About Writing Dialogue

Dialogue Tags

I have a love/hate relationship with dialogue in general: I love reading it when it’s written well.

When I’m writing it, I don’t want to pause during the mental conversations that my characters are engaged in long enough to add tags or description. Hey, the conversation is in progress–no interruptions allowed, except from the characters. But without narrative something is lacking. Long dialogue passages frustrate and leave me unsatisfied. I’m frustrated reading scenes when I can’t figure out who is speaking, or being unable to identify where or when the dialogue is taking place.

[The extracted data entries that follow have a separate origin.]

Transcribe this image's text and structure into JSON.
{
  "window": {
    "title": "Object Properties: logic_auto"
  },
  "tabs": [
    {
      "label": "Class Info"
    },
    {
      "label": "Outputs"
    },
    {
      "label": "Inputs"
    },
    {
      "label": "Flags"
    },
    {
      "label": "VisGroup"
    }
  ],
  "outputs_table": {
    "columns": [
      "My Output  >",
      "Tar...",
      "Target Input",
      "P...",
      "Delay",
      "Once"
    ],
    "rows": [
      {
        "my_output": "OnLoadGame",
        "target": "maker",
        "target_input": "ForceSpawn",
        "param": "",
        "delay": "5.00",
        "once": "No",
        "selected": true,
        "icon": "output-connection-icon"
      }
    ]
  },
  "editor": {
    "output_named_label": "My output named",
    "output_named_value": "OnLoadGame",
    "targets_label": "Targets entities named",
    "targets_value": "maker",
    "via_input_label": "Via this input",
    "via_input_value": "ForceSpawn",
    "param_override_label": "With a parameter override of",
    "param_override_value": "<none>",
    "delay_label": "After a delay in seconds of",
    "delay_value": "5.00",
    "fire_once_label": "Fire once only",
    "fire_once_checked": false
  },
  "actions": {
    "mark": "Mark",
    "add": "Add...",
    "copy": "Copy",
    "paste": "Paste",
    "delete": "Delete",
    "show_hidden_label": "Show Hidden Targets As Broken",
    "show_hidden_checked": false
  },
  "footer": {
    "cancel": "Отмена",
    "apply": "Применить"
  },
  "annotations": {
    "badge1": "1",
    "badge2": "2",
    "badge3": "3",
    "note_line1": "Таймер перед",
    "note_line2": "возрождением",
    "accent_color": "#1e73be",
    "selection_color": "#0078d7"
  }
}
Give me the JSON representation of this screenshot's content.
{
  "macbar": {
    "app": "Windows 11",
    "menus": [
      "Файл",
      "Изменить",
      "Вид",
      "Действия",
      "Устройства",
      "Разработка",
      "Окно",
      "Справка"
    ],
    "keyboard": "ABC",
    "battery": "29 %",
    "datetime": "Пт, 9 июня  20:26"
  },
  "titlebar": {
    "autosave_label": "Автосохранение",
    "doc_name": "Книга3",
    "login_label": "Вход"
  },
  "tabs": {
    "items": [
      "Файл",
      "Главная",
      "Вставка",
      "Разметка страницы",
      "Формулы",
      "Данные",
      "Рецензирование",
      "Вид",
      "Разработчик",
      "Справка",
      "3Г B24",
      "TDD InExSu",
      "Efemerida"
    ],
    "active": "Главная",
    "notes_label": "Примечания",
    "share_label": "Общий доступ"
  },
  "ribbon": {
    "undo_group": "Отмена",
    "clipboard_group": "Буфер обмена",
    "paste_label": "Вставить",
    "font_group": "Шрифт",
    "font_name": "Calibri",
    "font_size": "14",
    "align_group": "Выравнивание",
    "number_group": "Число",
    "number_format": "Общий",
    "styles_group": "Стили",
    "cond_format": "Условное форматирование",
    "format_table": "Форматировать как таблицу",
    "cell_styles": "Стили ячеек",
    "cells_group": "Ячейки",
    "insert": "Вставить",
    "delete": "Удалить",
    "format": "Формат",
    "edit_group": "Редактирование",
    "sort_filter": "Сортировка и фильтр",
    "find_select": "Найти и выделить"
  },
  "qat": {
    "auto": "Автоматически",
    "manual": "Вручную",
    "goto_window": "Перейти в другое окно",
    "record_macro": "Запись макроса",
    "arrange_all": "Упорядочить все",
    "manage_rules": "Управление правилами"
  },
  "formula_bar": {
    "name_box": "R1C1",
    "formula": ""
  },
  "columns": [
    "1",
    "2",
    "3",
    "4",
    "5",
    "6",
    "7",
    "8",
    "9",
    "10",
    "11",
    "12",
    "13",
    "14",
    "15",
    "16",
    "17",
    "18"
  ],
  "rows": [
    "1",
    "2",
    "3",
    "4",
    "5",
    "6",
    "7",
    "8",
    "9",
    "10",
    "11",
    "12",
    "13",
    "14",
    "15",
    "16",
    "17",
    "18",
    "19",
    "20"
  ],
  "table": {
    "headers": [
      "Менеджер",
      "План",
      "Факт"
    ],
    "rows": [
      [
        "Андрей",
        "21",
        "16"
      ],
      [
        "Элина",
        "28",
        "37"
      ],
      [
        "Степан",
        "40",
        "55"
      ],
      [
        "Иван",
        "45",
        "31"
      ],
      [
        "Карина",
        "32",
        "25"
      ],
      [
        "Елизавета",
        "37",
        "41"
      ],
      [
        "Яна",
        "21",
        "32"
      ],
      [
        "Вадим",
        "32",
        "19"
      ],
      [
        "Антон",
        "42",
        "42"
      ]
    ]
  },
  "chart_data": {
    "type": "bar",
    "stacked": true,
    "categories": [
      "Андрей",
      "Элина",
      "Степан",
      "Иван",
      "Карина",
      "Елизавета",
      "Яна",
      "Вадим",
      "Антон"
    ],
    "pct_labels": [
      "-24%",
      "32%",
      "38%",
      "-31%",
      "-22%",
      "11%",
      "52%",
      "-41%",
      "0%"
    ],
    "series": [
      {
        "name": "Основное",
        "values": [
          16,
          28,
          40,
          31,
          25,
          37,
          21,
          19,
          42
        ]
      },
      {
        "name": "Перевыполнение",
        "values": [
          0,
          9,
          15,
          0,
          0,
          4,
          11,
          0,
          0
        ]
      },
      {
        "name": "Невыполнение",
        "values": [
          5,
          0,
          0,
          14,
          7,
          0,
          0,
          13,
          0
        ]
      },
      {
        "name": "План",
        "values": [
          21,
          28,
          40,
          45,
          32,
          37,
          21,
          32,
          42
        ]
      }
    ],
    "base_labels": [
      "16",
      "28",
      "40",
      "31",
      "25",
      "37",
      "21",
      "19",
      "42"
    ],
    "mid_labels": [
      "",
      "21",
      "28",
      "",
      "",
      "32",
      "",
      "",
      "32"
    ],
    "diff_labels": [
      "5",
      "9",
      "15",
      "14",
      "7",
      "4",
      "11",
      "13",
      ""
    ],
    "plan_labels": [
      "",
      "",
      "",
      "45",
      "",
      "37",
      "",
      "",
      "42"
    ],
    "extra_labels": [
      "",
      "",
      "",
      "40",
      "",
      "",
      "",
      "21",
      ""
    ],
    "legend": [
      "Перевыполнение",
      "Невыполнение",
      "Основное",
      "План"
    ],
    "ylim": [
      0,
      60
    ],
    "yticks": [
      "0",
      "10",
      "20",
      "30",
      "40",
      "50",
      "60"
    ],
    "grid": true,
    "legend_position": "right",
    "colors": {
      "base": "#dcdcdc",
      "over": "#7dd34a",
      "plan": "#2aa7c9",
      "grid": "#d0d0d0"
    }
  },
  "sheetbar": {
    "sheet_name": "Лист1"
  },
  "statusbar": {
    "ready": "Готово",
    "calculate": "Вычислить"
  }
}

When I’m reading scenes, including dialogue, I want to be in the moment, but it takes precise design to create clarity.  Who is speaking? What sort of words do the characters use? How high pitched or deep is the character’s voice? Where are the characters? What does the location feel like? Look like? Smell like? Sound like? How are the characters moving? Acting? Gesturing? What is the point of view character thinking?  When a scene can draw all that together…now that is a dialogue scene I want to read.

Things to check:

He saids/she saids may be necessary to keep from confusing the reader, especially when there are more than two characters. Name them or characterize them. Characterizing is a way of defining a character with an accent, favorite movement, affectation, or phrase. Always read through your dialogue to ensure the flow is clear, readable, understandable, and that it makes sense. Make certain a response isn’t too far from the original question or comment.

Mixing narrative with dialogue? Wonderful. Be careful not to interrupt too much of the interactive dialogue. Keep narrative limited to short descriptive actions until there is a natural breaking point to add more detailed narrative or deep point of view. Then when appropriate, begin interactive dialogue again.